20 Mitarbeiterinnen verloren
Sie hat vor 10 Jahren beim ABZ* AUSTRIA begonnen. Die Sozialpädagogin arbeitete damals beim „Office SÖB“ am Schöpfwerk, dort wurden Frauen für den Einstieg in den Bürobereich vorbereitet. Später wechselte Holder in die Bildungsberatung und ist daneben auch für EU-Projekte zuständig. Als Betriebsrätin nicht freigestellt, ist sie derzeit gemeinsam mit ihren fünf Betriebsrats-Kolleginnen besonders gefordert. „Wir haben bis jetzt 20 Mitarbeiterinnen verloren und versuchen sie in anderen Projekten unterzubringen, wenn es mit den Qualifikationen irgendwie passt. Leider werden auch Anfang des Jahres Projekte beendet und somit KollegInnen gekündigt“ Vom vielen Telefonieren werden die Mobiltelefone dieser Tage regelrecht heiß.
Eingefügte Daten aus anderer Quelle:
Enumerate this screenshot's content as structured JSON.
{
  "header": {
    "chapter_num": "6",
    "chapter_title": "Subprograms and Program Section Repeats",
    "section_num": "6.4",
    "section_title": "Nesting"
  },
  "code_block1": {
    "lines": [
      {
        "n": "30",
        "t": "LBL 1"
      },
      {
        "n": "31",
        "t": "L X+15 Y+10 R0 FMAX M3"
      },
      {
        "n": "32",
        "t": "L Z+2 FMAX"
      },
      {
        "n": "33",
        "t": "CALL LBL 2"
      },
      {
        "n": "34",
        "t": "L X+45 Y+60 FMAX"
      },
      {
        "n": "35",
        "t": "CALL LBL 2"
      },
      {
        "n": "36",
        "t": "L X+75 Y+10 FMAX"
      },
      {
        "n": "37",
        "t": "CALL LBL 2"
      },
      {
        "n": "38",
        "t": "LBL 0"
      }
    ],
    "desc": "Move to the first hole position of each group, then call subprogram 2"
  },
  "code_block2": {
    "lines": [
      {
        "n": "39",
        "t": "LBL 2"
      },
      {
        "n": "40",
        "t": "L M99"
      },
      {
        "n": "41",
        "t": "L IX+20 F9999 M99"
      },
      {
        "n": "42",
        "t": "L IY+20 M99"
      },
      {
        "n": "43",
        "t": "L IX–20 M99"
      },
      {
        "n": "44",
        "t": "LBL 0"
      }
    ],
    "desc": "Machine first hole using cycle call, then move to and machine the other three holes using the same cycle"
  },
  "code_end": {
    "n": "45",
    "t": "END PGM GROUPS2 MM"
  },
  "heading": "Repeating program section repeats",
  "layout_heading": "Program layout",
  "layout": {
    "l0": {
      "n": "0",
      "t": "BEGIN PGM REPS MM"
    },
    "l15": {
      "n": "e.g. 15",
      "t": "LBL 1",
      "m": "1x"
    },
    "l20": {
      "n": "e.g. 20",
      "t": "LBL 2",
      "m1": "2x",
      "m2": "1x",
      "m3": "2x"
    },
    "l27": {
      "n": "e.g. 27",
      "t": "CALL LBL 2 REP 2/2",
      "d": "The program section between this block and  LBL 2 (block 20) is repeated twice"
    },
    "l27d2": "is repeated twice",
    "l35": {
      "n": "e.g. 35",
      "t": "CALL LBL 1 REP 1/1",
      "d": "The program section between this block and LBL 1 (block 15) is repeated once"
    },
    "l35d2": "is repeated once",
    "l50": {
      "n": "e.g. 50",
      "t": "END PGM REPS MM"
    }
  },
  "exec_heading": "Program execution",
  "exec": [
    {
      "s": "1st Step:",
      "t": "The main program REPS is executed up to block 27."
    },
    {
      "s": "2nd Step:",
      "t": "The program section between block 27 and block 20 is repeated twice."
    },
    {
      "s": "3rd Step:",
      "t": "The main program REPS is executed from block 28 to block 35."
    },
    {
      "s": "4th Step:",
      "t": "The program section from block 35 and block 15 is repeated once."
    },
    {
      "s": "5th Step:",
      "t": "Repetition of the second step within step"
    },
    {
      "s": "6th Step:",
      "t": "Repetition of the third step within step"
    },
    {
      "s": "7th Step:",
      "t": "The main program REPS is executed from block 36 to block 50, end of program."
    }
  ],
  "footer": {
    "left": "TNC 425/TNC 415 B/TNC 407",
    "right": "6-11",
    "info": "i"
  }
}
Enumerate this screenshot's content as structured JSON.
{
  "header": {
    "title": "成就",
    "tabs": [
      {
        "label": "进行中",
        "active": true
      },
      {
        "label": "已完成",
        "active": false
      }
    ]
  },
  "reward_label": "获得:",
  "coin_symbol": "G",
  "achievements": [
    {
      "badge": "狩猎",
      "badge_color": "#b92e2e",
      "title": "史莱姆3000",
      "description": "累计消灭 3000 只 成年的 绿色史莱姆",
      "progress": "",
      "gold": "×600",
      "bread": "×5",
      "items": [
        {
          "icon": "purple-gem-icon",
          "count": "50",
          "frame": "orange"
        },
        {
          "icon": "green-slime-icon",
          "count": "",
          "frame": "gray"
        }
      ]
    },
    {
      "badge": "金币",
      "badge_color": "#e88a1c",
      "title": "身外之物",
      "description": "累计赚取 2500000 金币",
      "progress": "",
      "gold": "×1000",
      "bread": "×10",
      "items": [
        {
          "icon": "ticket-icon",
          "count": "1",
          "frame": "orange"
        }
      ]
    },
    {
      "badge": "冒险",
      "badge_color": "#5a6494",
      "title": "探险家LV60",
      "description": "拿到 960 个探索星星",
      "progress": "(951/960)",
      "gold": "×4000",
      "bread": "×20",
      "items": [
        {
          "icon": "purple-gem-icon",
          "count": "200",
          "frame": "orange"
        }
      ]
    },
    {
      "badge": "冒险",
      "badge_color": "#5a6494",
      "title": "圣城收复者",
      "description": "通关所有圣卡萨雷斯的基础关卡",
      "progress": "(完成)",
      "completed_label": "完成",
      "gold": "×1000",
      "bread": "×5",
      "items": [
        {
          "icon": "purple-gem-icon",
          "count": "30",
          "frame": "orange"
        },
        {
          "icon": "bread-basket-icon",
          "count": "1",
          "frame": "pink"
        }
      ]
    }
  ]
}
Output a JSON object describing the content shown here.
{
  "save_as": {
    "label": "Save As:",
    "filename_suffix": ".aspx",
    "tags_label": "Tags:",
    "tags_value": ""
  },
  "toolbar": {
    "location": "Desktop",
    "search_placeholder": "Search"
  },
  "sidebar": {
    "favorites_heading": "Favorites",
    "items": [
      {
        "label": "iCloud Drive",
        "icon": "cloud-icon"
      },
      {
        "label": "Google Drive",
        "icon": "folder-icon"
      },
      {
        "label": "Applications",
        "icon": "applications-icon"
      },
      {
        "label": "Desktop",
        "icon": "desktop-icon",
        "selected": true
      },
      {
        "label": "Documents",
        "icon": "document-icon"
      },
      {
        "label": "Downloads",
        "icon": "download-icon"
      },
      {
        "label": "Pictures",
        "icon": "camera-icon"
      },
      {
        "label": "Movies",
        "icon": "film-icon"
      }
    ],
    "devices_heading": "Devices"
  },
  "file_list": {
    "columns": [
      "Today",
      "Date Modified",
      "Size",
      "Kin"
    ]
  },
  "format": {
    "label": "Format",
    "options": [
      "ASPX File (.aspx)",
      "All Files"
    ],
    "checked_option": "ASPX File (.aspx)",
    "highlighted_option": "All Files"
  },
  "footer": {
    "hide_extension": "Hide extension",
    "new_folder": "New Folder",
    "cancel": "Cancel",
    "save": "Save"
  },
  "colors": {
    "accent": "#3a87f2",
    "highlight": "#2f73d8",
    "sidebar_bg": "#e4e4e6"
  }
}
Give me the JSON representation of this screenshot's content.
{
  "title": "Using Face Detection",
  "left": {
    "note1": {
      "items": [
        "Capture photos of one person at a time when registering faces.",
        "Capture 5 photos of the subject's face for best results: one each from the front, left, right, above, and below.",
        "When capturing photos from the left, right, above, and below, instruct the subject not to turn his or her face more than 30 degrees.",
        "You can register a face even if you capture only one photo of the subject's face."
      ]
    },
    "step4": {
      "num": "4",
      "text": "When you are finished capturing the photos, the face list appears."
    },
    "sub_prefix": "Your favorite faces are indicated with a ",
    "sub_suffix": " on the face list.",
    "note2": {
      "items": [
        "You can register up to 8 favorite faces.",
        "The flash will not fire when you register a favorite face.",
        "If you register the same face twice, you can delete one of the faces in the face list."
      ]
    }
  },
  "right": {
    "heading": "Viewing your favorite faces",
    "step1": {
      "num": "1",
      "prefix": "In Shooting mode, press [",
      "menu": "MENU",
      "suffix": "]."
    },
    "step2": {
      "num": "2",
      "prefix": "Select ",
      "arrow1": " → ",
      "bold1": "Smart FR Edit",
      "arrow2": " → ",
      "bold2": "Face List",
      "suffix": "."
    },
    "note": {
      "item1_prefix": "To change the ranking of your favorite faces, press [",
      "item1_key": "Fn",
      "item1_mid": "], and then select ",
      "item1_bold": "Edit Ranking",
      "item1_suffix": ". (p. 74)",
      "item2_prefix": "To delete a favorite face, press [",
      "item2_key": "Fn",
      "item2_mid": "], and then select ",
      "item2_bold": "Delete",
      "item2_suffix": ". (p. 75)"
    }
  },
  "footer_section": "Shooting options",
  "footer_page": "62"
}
„Wir sind rein Projekt finanziert und zu 100 Prozent von unseren Fördergebern abhängig“
Eva Holder, Betriebsrätin beim ABZ Austria
Wie in vielen Branchen, gilt auch bei der Erwachsenenbildung: Etwa zwei Drittel der Beschäftigten sind weiblich und viele arbeiten nur Teilzeit. Es gibt keine Basisfinanzierung: „Wir sind rein Projekt finanziert und zu 100 Prozent von unseren Fördergebern abhängig“, macht Holder deutlich. Früher gab es auch noch Maßnahmen vom ESF oder den Ministerien, die oft für drei Jahre ausgeschrieben waren, aber inzwischen laufen viele der Kurs- oder Beratungsmaßnahmen nur mehr ein Jahr lang. Ein weiteres Problem sind kurzfristige Kürzungen oder Streichungen von Angeboten: Zwar kann der Kurs verlängert werden, doch oft entscheidet das AMS erst sehr spät über eine Weiterführung. Damit steigt die Unsicherheit beim Institut und den TrainerInnen – inklusive gewaltiger Existenzängste.
„Wir wünschen uns langfristigere Förderverträge und längere Planungszeiträume. Es geht aber leider in eine andere Richtung“, schlussfolgert die ABZ* AUSTRIA-Betriebsrätin.